Sei sale ciascuna con un’opera interessante e carica di significato. “You’ll be my mirror” è il titolo che João Louro ha voluto dare a questa mostra e che riprende le parole di un brano dei Velvet Underground. Tra le opere più interessanti la serie di Blind Images in cui lo spettatore si trova davanti ad una tela in cui le immagini sono state cancellate. Vi rimane solo il titolo di ciò che vi era raffigurato. Un lavoro il cui significato vuole essere la distanza tra le parole e le immagini che a detta dell’artista non è così enorme come invece tra parole ed oggetti o tra cultura e natura.
Nella mia visita mi è rimasta impressa in particolare una scala che sembra facente parte dell’antica biblioteca, ma che in realtà è un’opera di Louro. Se si nota bene la scala non ha la funzione che dovrebbe in quanto l’artista ne ha reso impossibile l’uso. Al pari delle Blind Images però, con l’inserimento in questo caso di uno specchio, si permette allo spettatore di riflettervisi e quindi tornare protagonista.
Infine “Land Sea” l’esposizione di Sean Scully che occupa un luogo quasi magico, Palazzo Falier.
Palazzo Falier
Palazzo Falier

Se avete attraversato il Canal Grande sicuramente l’occhio si sarà inevitabilmente posato su un edificio dal sapore antico quanto romantico evocato dalle sue verandine con vetrate in vetro piombato.
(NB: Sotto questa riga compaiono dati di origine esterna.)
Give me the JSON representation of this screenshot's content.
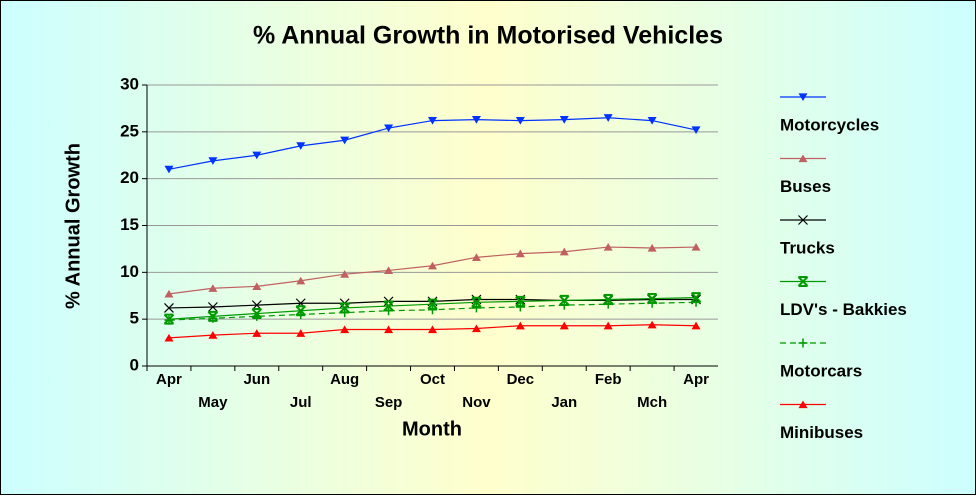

Si arriva attraverso una stretta calle all’ ingresso che ci permette di entrare in un delizioso cortile che per un attimo ci fa catapultare in un passato che non c’è più, ma che lì è presente e vivo.
All’interno del palazzo, a cui si accede attraverso una graziosa scalinata, troviamo esposte le opere dell’irlandese Sean Scully. Molti dei lavori sono stati realizzati appositamente per questa mostra, curata da Danile Eccher (Direttore della GAM Galleria Civica d’Arte Moderna e Contemporanea di Torino).
La liquidità della sua pittura di Scully ci ricorda non solo il mare, ma ovviamente anche la città d’acqua in cui ci si trova, Venezia. Dice infatti l’artista “Nel realizzare questi dipinti ero concentrato sui miei ricordi di Venezia, il movimento dell’acqua col suo battere contro i mattoni e pietre della città. Quando sono nel mio studio a sud di Monaco di Baviera spesso prendo l’auto e guido per alcune ore fino a Venezia. Ed era con le impressioni raccolte durante tali viaggi che tornavo nello studio. Riportavo i miei ricordi di Venezia nelle opere che dipingevo”.
Una mostra in cui il protagonista è il colore e le opere si rifanno alla tradizione della pittura veneziana, dal luminismo di Tintoretto al tonalismo di Bellini, passando per la materialità cromatica di Tiziano, ma pur sempre guardando al concettualismo contemporaneo.
Tre mostre, tre luoghi. Tutti da scoprire. Anche questa è la Biennale d’Arte di Venezia.